Downscaling ERA5 Precipitation Greece Gradient Boosting Regression Trees

Reliable regional high-resolution data for precipitation and extreme precipitation have become increasingly more important since they are essential for assessing the accuracy and correcting the biases of Global and Regional Climate models which in turn help us make more accurate predictions about the future. These future predictions are essential for Climate Change Risk & Vulnerability assessments which are legally required according to the new EU Taxonomy Regulation and will be used to make important decisions by businesses and law makers. Precipitation modelling and downscaling techniques are used in order to achieve higher resolution datasets which are useful in predicting precipitation extremes and droughts. The frequency and intensity of precipitation is important to policymakers because it disrupts farming and causes natural hazards like floods and mudslides. Moreover, higher resolution data can also be used in hydrological and other engineering models to make predictions about the future frequency and intensity of climate-change related hazards.

In the Greek region precipitation and extreme precipitation are very difficult parameters to simulate due to their distribution, and in Greece’s case due to their rarity in certain months.  The Greek region despite the large number of islands is dominated by mountains in the Greek mainland. The large mountain ranges give precipitation in the country a distinct longitudinal shift. Additionally, the country experiences intense interseasonal variability which is in line with the Mediterranean climate. The Mediterranean basin experiences extreme precipitation events in the winter and a lot of droughts in the summer. In order to properly model the interseasonal variability as well as extreme precipitation events previous papers found that when resolution is increased the accuracy of the prediction also increases in the greater European region. In their study they also found that dry days and precipitation extremes are affected by the resolution of the models to a greater extent than standalone precipitation. This is extremely important for the Greek region because in Summer precipitation is extremely rare and the Greek region records a large number of consecutive dry days. In Winter on the other hand mainland Greece records a large number of extreme precipitation events, with most of them occurring in western Greece. Additionally in Greece precipitation exhibits very high spatial variability as documented by a wealth of research on this subject. This makes precipitation modelling in Greece quite hard, because of the high spatial resolution needed in order to adequately describe the precipitation variability in the area. Models with coarser resolutions fail to capture the variability of daily precipitation and additionally coarser models weren’t able to simulate precipitation intensity correctly. The different landscapes and microclimates that appear in the Greek region in combination with the high inter-seasonal variability create a challenging environment which is perfect for testing the efficacy and performance of climate models and downscaling methods.

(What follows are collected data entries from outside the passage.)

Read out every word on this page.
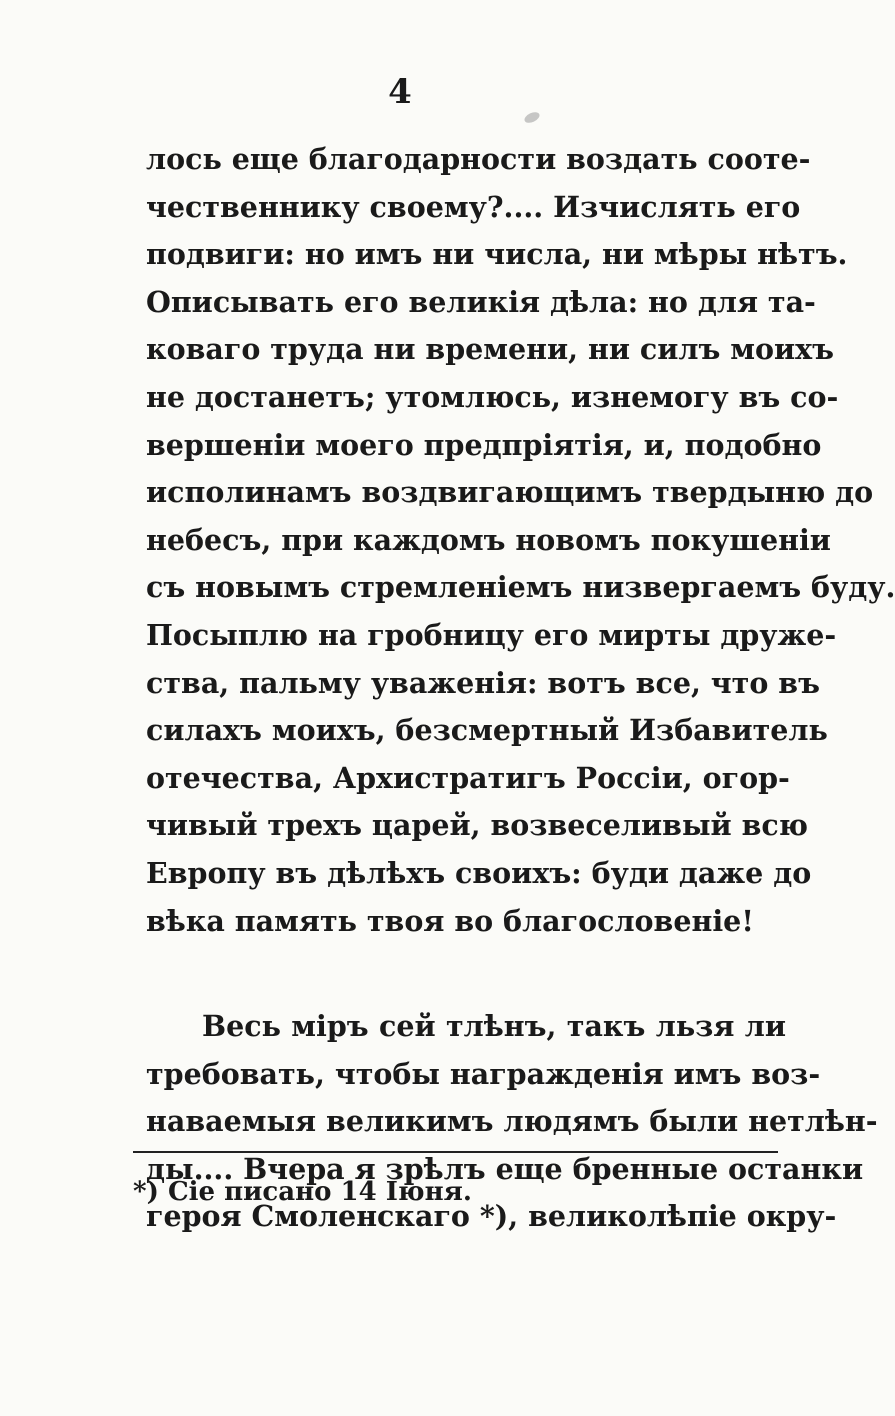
4
лось еще благодарности воздать соотe-
чественнику своему?.... Изчислять его
подвиги: но имъ ни числа, ни мѣры нѣтъ.
Описывать его великія дѣла: но для та-
коваго труда ни времени, ни силъ моихъ
не достанетъ; утомлюсь, изнемогу въ со-
вершеніи моего предпріятія, и, подобно
исполинамъ воздвигающимъ твердыню до
небесъ, при каждомъ новомъ покушеніи
съ новымъ стремленіемъ низвергаемъ буду.
Посыплю на гробницу его мирты друже-
ства, пальму уваженія: вотъ все, что въ
силахъ моихъ, безсмертный Избавитель
отечества, Архистратигъ Россіи, огор-
чивый трехъ царей, возвеселивый всю
Европу въ дѣлѣхъ своихъ: буди даже до
вѣка память твоя во благословеніе!
Весь міръ сей тлѣнъ, такъ льзя ли
требовать, чтобы награжденія имъ воз-
наваемыя великимъ людямъ были нетлѣн-
ды.... Вчера я зрѣлъ еще бренные останки
героя Смоленскаго *), великолѣпіе окру-
*) Сіе писано 14 Іюня.
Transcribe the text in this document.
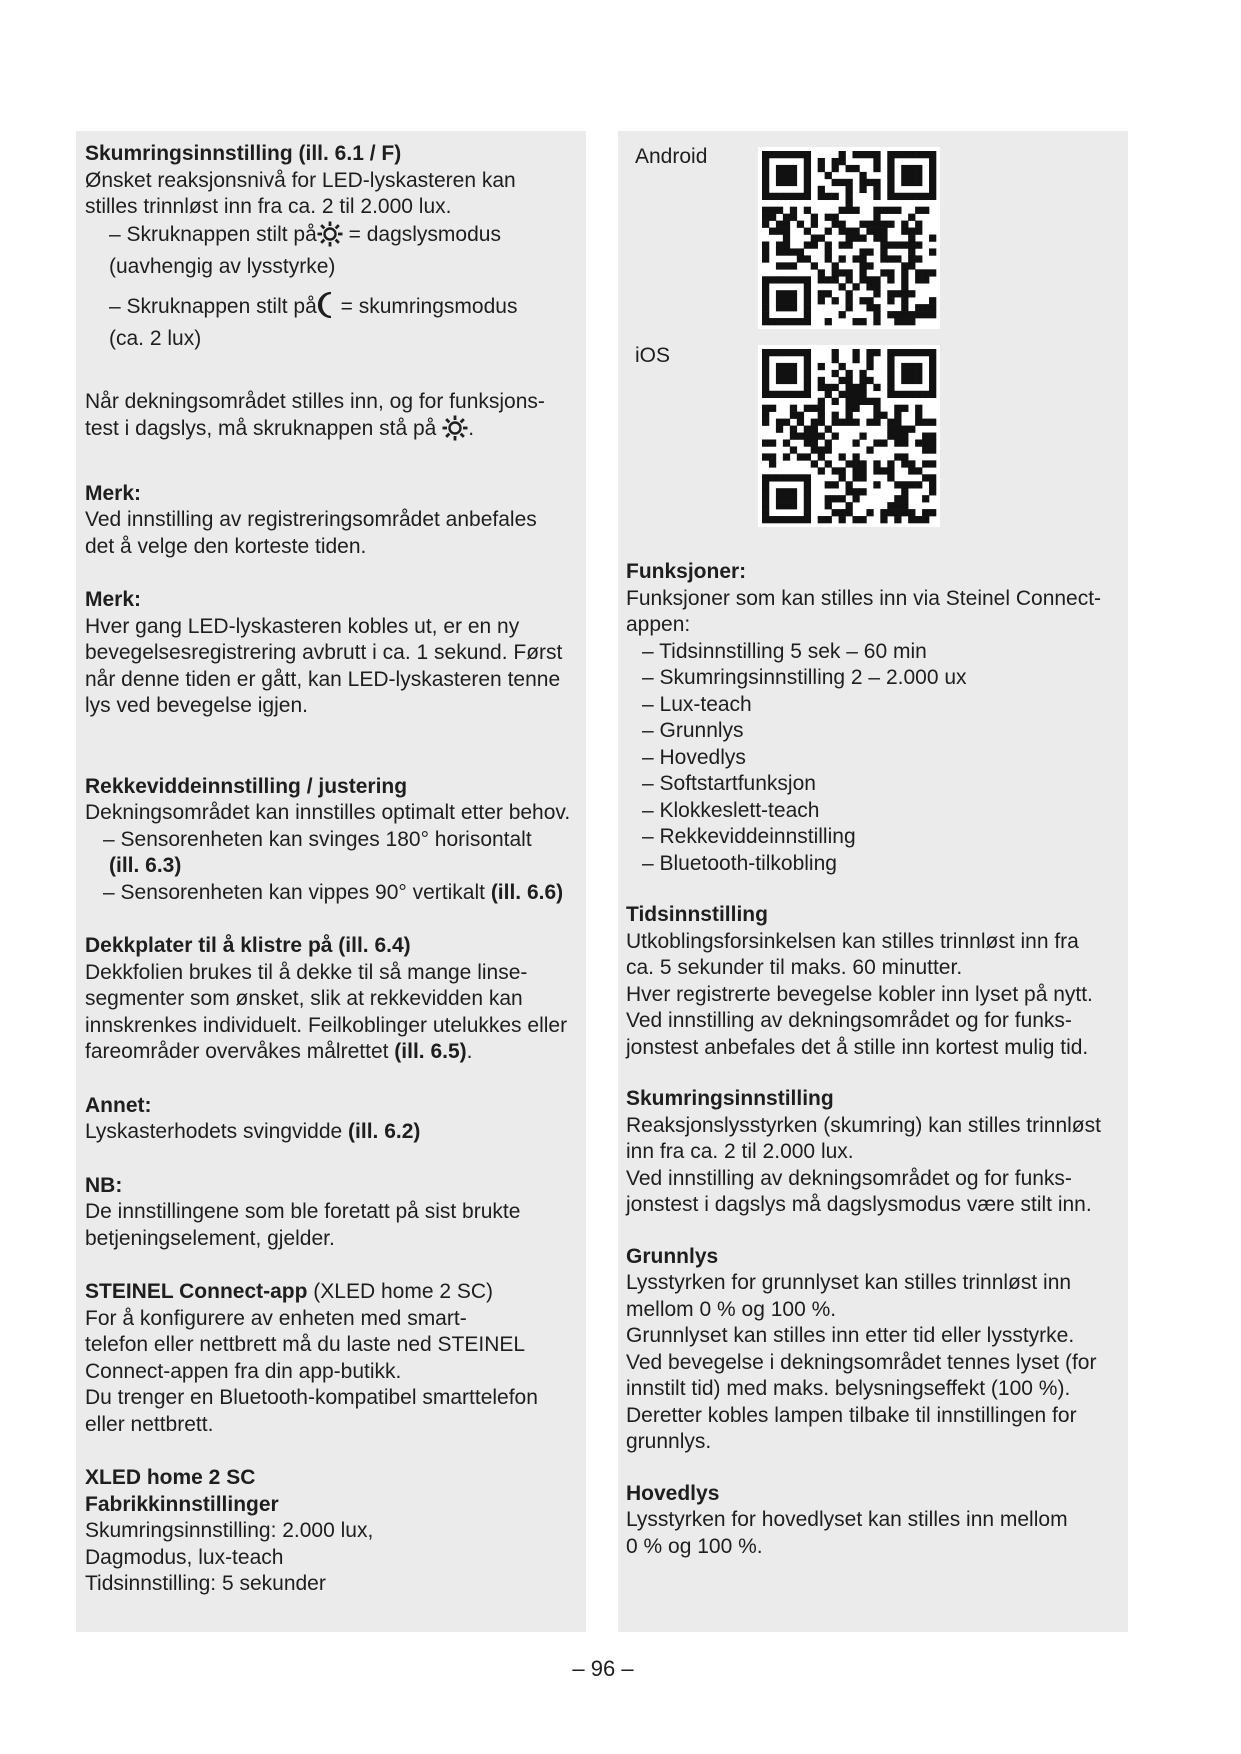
Skumringsinnstilling (ill. 6.1 / F)

Ønsket reaksjonsnivå for LED-lyskasteren kan

stilles trinnløst inn fra ca. 2 til 2.000 lux.

– Skruknappen stilt på = dagslysmodus

(uavhengig av lysstyrke)

– Skruknappen stilt på = skumringsmodus

(ca. 2 lux)

Når dekningsområdet stilles inn, og for funksjons-

test i dagslys, må skruknappen stå på .

Merk:

Ved innstilling av registreringsområdet anbefales

det å velge den korteste tiden.

Merk:

Hver gang LED-lyskasteren kobles ut, er en ny

bevegelsesregistrering avbrutt i ca. 1 sekund. Først

når denne tiden er gått, kan LED-lyskasteren tenne

lys ved bevegelse igjen.

Rekkeviddeinnstilling / justering

Dekningsområdet kan innstilles optimalt etter behov.

– Sensorenheten kan svinges 180° horisontalt

(ill. 6.3)

– Sensorenheten kan vippes 90° vertikalt (ill. 6.6)

Dekkplater til å klistre på (ill. 6.4)

Dekkfolien brukes til å dekke til så mange linse-

segmenter som ønsket, slik at rekkevidden kan

innskrenkes individuelt. Feilkoblinger utelukkes eller

fareområder overvåkes målrettet (ill. 6.5).

Annet:

Lyskasterhodets svingvidde (ill. 6.2)

NB:

De innstillingene som ble foretatt på sist brukte

betjeningselement, gjelder.

STEINEL Connect-app (XLED home 2 SC)

For å konfigurere av enheten med smart-

telefon eller nettbrett må du laste ned STEINEL

Connect-appen fra din app-butikk.

Du trenger en Bluetooth-kompatibel smarttelefon

eller nettbrett.

XLED home 2 SC

Fabrikkinnstillinger

Skumringsinnstilling: 2.000 lux,

Dagmodus, lux-teach

Tidsinnstilling: 5 sekunder

Android
iOS

Funksjoner:

Funksjoner som kan stilles inn via Steinel Connect-

appen:

– Tidsinnstilling 5 sek – 60 min

– Skumringsinnstilling 2 – 2.000 ux

– Lux-teach

– Grunnlys

– Hovedlys

– Softstartfunksjon

– Klokkeslett-teach

– Rekkeviddeinnstilling

– Bluetooth-tilkobling

Tidsinnstilling

Utkoblingsforsinkelsen kan stilles trinnløst inn fra

ca. 5 sekunder til maks. 60 minutter.

Hver registrerte bevegelse kobler inn lyset på nytt.

Ved innstilling av dekningsområdet og for funks-

jonstest anbefales det å stille inn kortest mulig tid.

Skumringsinnstilling

Reaksjonslysstyrken (skumring) kan stilles trinnløst

inn fra ca. 2 til 2.000 lux.

Ved innstilling av dekningsområdet og for funks-

jonstest i dagslys må dagslysmodus være stilt inn.

Grunnlys

Lysstyrken for grunnlyset kan stilles trinnløst inn

mellom 0 % og 100 %.

Grunnlyset kan stilles inn etter tid eller lysstyrke.

Ved bevegelse i dekningsområdet tennes lyset (for

innstilt tid) med maks. belysningseffekt (100 %).

Deretter kobles lampen tilbake til innstillingen for

grunnlys.

Hovedlys

Lysstyrken for hovedlyset kan stilles inn mellom

0 % og 100 %.

– 96 –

 The aim of this study is to construct a high resolution (1km x 1km) database of precipitation, number of wet days and number of times precipitation exceeded 10mm and 20mm over Greece on a monthly and on an annual basis. In order to achieve this the ERA5 reanalysis dataset is downscaled using regression kriging with Histogram-Based Gradient Boosting Regression Trees. The independent variables used are spatial parameters derived from a high resolution digital elevation model and a selection of ERA5 reanalysis data. 

Our results confirmed biases that were also observed in previous papers whereby the ERA5 reanalysis overestimates the frequency of precipitation and underestimates its intensity. In our research we found that the number of wet days simulated by the ERA5 data was very inflated, while precipitation exceeding 10 and in particular 20 mm was understated. More specifically, in the Precipitation Totals the main improvements came from the increased resolution and an improvement on the spatial distribution of precipitation. In contrast, in the number of wet days and the number of times precipitation exceeded 10 mm there were large improvements in the metrics studied. In the number of wet days the RMSE halved on an annual basis with additional large reductions on a monthly basis. This was achieved by reducing the number of wet days simulated by the ERA5 dataset. On the number of days where precipitation exceeded 10mm there were improvements in both the metrics studied and the geographical distribution of the events. Finally, on the number of days where precipitation exceeded 20mm there were smaller improvements in the metrics because the occurrence of such events is very rare. However, it is safe to assume that P20 was underestimated in the ERA5 reanalysis and HGRP was able to improve its accuracy.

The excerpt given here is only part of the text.